Rationale: While experimental evidence shows that dopamine (DA) systems have an important role in locomotor function and in motivation, their role in the reactivity to spatial and non-spatial novelty is less well established.
Objective: In this study, we investigated the effects of dopaminergic pharmacological manipulation on the capability of CD1 mice to encode spatial and non-spatial information in an open field with objects.
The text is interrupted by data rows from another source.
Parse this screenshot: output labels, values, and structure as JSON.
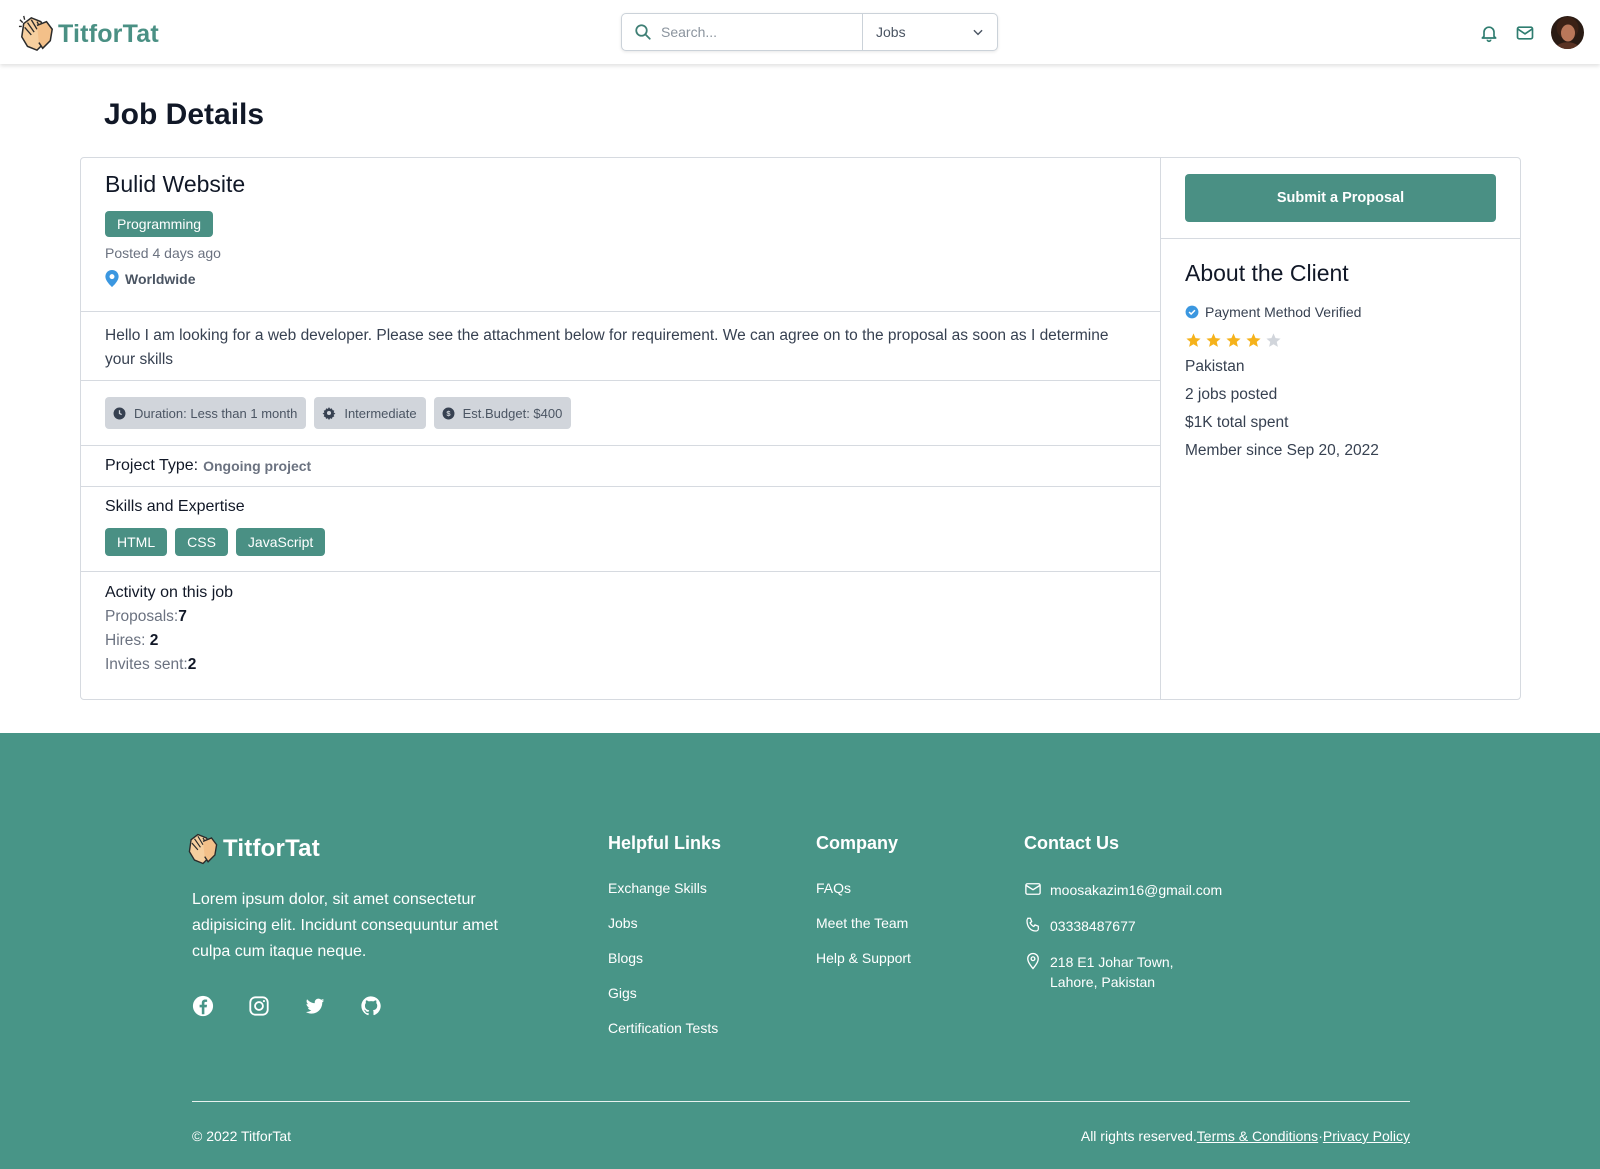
{
  "brand": {
    "name": "TitforTat",
    "color": "#4a9084"
  },
  "nav": {
    "search_placeholder": "Search...",
    "search_category": "Jobs"
  },
  "page_title": "Job Details",
  "job": {
    "title": "Bulid Website",
    "category": "Programming",
    "posted": "Posted 4 days ago",
    "location": "Worldwide",
    "description": "Hello I am looking for a web developer. Please see the attachment below for requirement. We can agree on to the proposal as soon as I determine your skills",
    "meta": {
      "duration": "Duration: Less than 1 month",
      "level": "Intermediate",
      "budget": "Est.Budget: $400"
    },
    "project_type_label": "Project Type:",
    "project_type_value": "Ongoing project",
    "skills_heading": "Skills and Expertise",
    "skills": [
      "HTML",
      "CSS",
      "JavaScript"
    ],
    "activity_heading": "Activity on this job",
    "activity": {
      "proposals_label": "Proposals:",
      "proposals_value": "7",
      "hires_label": "Hires: ",
      "hires_value": "2",
      "invites_label": "Invites sent:",
      "invites_value": "2"
    }
  },
  "sidebar": {
    "submit_label": "Submit a Proposal",
    "about_heading": "About the Client",
    "verified": "Payment Method Verified",
    "rating": 4,
    "rating_max": 5,
    "country": "Pakistan",
    "jobs_posted": "2 jobs posted",
    "total_spent": "$1K total spent",
    "member_since": "Member since Sep 20, 2022"
  },
  "footer": {
    "brand": "TitforTat",
    "description": "Lorem ipsum dolor, sit amet consectetur adipisicing elit. Incidunt consequuntur amet culpa cum itaque neque.",
    "helpful_heading": "Helpful Links",
    "helpful_links": [
      "Exchange Skills",
      "Jobs",
      "Blogs",
      "Gigs",
      "Certification Tests"
    ],
    "company_heading": "Company",
    "company_links": [
      "FAQs",
      "Meet the Team",
      "Help & Support"
    ],
    "contact_heading": "Contact Us",
    "email": "moosakazim16@gmail.com",
    "phone": "03338487677",
    "address_line1": "218 E1 Johar Town,",
    "address_line2": "Lahore, Pakistan",
    "copyright": "© 2022 TitforTat",
    "rights": "All rights reserved.",
    "terms": "Terms & Conditions",
    "separator": "·",
    "privacy": "Privacy Policy"
  },
  "colors": {
    "accent": "#4a9084",
    "footer_bg": "#489587",
    "star": "#f5b21b",
    "star_empty": "#d1d5db",
    "verified_blue": "#3b97e0"
  }
}
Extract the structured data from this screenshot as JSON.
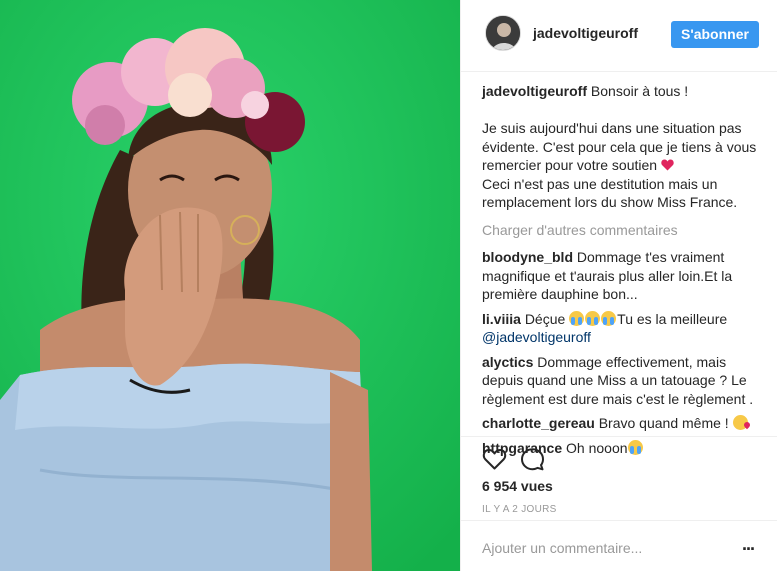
{
  "post": {
    "image_alt": "Portrait photo in front of a green wall"
  },
  "header": {
    "username": "jadevoltigeuroff",
    "follow_label": "S'abonner"
  },
  "caption": {
    "username": "jadevoltigeuroff",
    "line1": "Bonsoir à tous !",
    "line2": "Je suis aujourd'hui dans une situation pas évidente. C'est pour cela que je tiens à vous remercier pour votre soutien",
    "line3": "Ceci n'est pas une destitution mais un remplacement lors du show Miss France."
  },
  "load_more_label": "Charger d'autres commentaires",
  "comments": [
    {
      "username": "bloodyne_bld",
      "text": "Dommage t'es vraiment magnifique et t'aurais plus aller loin.Et la première dauphine bon..."
    },
    {
      "username": "li.viiia",
      "text_before": "Déçue",
      "text_after": "Tu es la meilleure",
      "mention": "@jadevoltigeuroff"
    },
    {
      "username": "alyctics",
      "text": "Dommage effectivement, mais depuis quand une Miss a un tatouage ? Le règlement est dure mais c'est le règlement ."
    },
    {
      "username": "charlotte_gereau",
      "text": "Bravo quand même !"
    },
    {
      "username": "httpgarance",
      "text": "Oh nooon"
    }
  ],
  "stats": {
    "views": "6 954 vues",
    "time": "IL Y A 2 JOURS"
  },
  "composer": {
    "placeholder": "Ajouter un commentaire...",
    "more_label": "..."
  },
  "colors": {
    "background_green": "#1ec25a",
    "follow_blue": "#3897f0",
    "mention_blue": "#003569",
    "muted_gray": "#999999"
  }
}
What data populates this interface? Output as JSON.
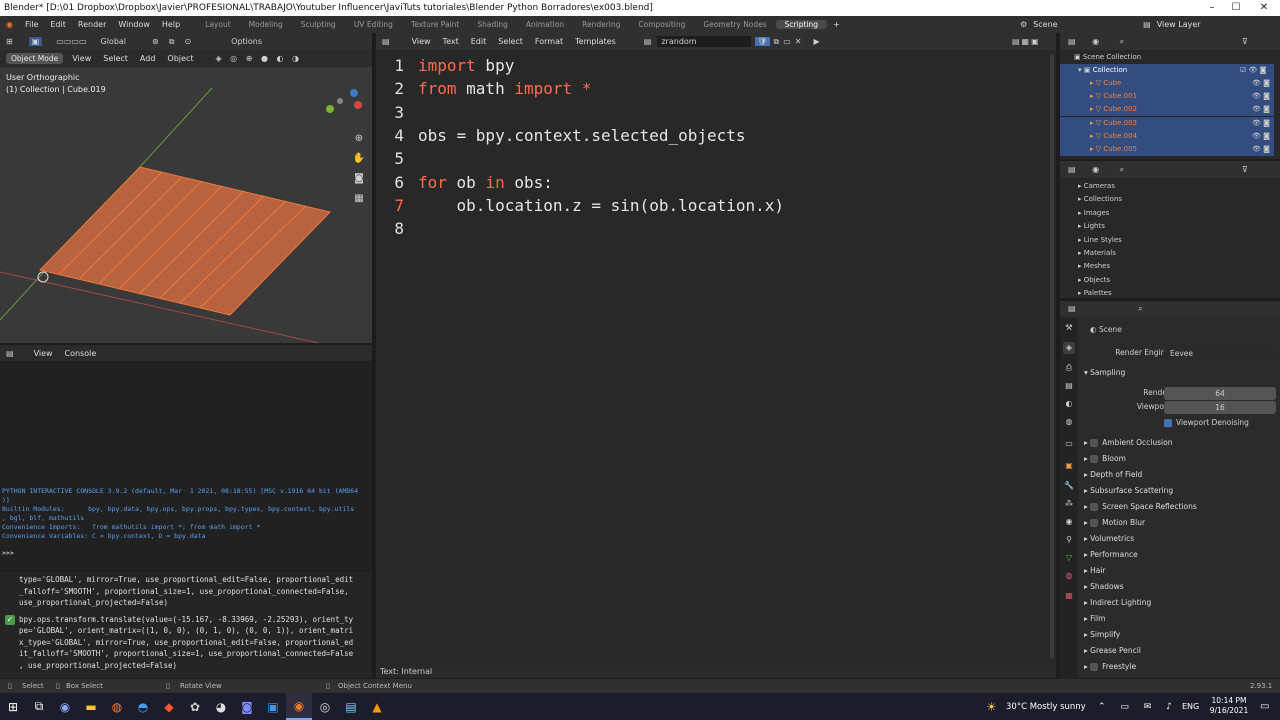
{
  "window": {
    "title": "Blender* [D:\\01 Dropbox\\Dropbox\\Javier\\PROFESIONAL\\TRABAJO\\Youtuber Influencer\\JaviTuts tutoriales\\Blender Python Borradores\\ex003.blend]"
  },
  "menu": [
    "File",
    "Edit",
    "Render",
    "Window",
    "Help"
  ],
  "workspaces": [
    "Layout",
    "Modeling",
    "Sculpting",
    "UV Editing",
    "Texture Paint",
    "Shading",
    "Animation",
    "Rendering",
    "Compositing",
    "Geometry Nodes",
    "Scripting"
  ],
  "active_workspace": "Scripting",
  "scene_name": "Scene",
  "view_layer": "View Layer",
  "viewport": {
    "orientation": "Global",
    "options": "Options",
    "mode": "Object Mode",
    "menus": [
      "View",
      "Select",
      "Add",
      "Object"
    ],
    "view_name": "User Orthographic",
    "collection_label": "(1) Collection | Cube.019"
  },
  "console": {
    "menus": [
      "View",
      "Console"
    ],
    "lines": [
      "PYTHON INTERACTIVE CONSOLE 3.9.2 (default, Mar  1 2021, 08:18:55) [MSC v.1916 64 bit (AMD64",
      ")]",
      "",
      "Builtin Modules:      bpy, bpy.data, bpy.ops, bpy.props, bpy.types, bpy.context, bpy.utils",
      ", bgl, blf, mathutils",
      "Convenience Imports:   from mathutils import *; from math import *",
      "Convenience Variables: C = bpy.context, D = bpy.data"
    ],
    "prompt": ">>> "
  },
  "info_log": {
    "lines": [
      "type='GLOBAL', mirror=True, use_proportional_edit=False, proportional_edit",
      "_falloff='SMOOTH', proportional_size=1, use_proportional_connected=False,",
      "use_proportional_projected=False)",
      "",
      "bpy.ops.transform.translate(value=(-15.167, -8.33969, -2.25293), orient_ty",
      "pe='GLOBAL', orient_matrix=((1, 0, 0), (0, 1, 0), (0, 0, 1)), orient_matri",
      "x_type='GLOBAL', mirror=True, use_proportional_edit=False, proportional_ed",
      "it_falloff='SMOOTH', proportional_size=1, use_proportional_connected=False",
      ", use_proportional_projected=False)"
    ]
  },
  "text_editor": {
    "menus": [
      "View",
      "Text",
      "Edit",
      "Select",
      "Format",
      "Templates"
    ],
    "filename": "zrandom",
    "footer": "Text: Internal",
    "lines": [
      {
        "n": "1",
        "parts": [
          {
            "t": "import",
            "k": true
          },
          {
            "t": " bpy",
            "k": false
          }
        ]
      },
      {
        "n": "2",
        "parts": [
          {
            "t": "from",
            "k": true
          },
          {
            "t": " math ",
            "k": false
          },
          {
            "t": "import *",
            "k": true
          }
        ]
      },
      {
        "n": "3",
        "parts": []
      },
      {
        "n": "4",
        "parts": [
          {
            "t": "obs = bpy.context.selected_objects",
            "k": false
          }
        ]
      },
      {
        "n": "5",
        "parts": []
      },
      {
        "n": "6",
        "parts": [
          {
            "t": "for",
            "k": true
          },
          {
            "t": " ob ",
            "k": false
          },
          {
            "t": "in",
            "k": true
          },
          {
            "t": " obs:",
            "k": false
          }
        ]
      },
      {
        "n": "7",
        "parts": [
          {
            "t": "    ob.location.z = sin(ob.location.x)",
            "k": false
          }
        ]
      },
      {
        "n": "8",
        "parts": []
      }
    ]
  },
  "outliner": {
    "root": "Scene Collection",
    "collection": "Collection",
    "items": [
      "Cube",
      "Cube.001",
      "Cube.002",
      "Cube.003",
      "Cube.004",
      "Cube.005"
    ]
  },
  "data_api": {
    "items": [
      "Cameras",
      "Collections",
      "Images",
      "Lights",
      "Line Styles",
      "Materials",
      "Meshes",
      "Objects",
      "Palettes"
    ]
  },
  "properties": {
    "scene": "Scene",
    "render_engine_label": "Render Engine",
    "render_engine": "Eevee",
    "sampling": "Sampling",
    "render_label": "Render",
    "render_value": "64",
    "viewport_label": "Viewport",
    "viewport_value": "16",
    "denoise": "Viewport Denoising",
    "panels": [
      "Ambient Occlusion",
      "Bloom",
      "Depth of Field",
      "Subsurface Scattering",
      "Screen Space Reflections",
      "Motion Blur",
      "Volumetrics",
      "Performance",
      "Hair",
      "Shadows",
      "Indirect Lighting",
      "Film",
      "Simplify",
      "Grease Pencil",
      "Freestyle"
    ],
    "panels_with_checkbox": [
      true,
      true,
      false,
      false,
      true,
      true,
      false,
      false,
      false,
      false,
      false,
      false,
      false,
      false,
      true
    ]
  },
  "statusbar": {
    "select": "Select",
    "box_select": "Box Select",
    "rotate_view": "Rotate View",
    "context_menu": "Object Context Menu",
    "version": "2.93.1"
  },
  "taskbar": {
    "weather": "30°C  Mostly sunny",
    "lang": "ENG",
    "time": "10:14 PM",
    "date": "9/16/2021"
  }
}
Methods: The effects of systemic administration of: (1) selective D1 and D2 antagonists (SCH23390, 0.015 mg/kg or 0.020 mg/kg; sulpiride, 10 mg/kg or 20 mg/kg); (2) direct and indirect DA agonists (apomorphine, 1 mg/kg or 2 mg/kg; amphetamine, 1 mg/kg or 2 mg/kg) were studied.
Results: On the one hand, systemic administration of either D1 or D2 antagonists induced a selective impairment in the detection of spatial change but did not affect reaction to non-spatial novelty. On the other hand, amphetamine induced a selective decrease in exploratory activity in the first three sessions. This decrease did not affect the ability of mice to react to spatial change, but a dose-dependent decrease was observed in reactivity to non-spatial novelty. Such an effect does not seem to be due to amphetamine-induced hyperactivity or to non-DA mechanisms, since apomorphine induced a similar neophobic profile, without affecting locomotion.
Conclusions: Taken together, these results demonstrate that manipulations of DA transmission affect reactivity to spatial and non-spatial novelty. In particular, we suggest that these two behavioral responses are modulated in opposite ways by the DA system.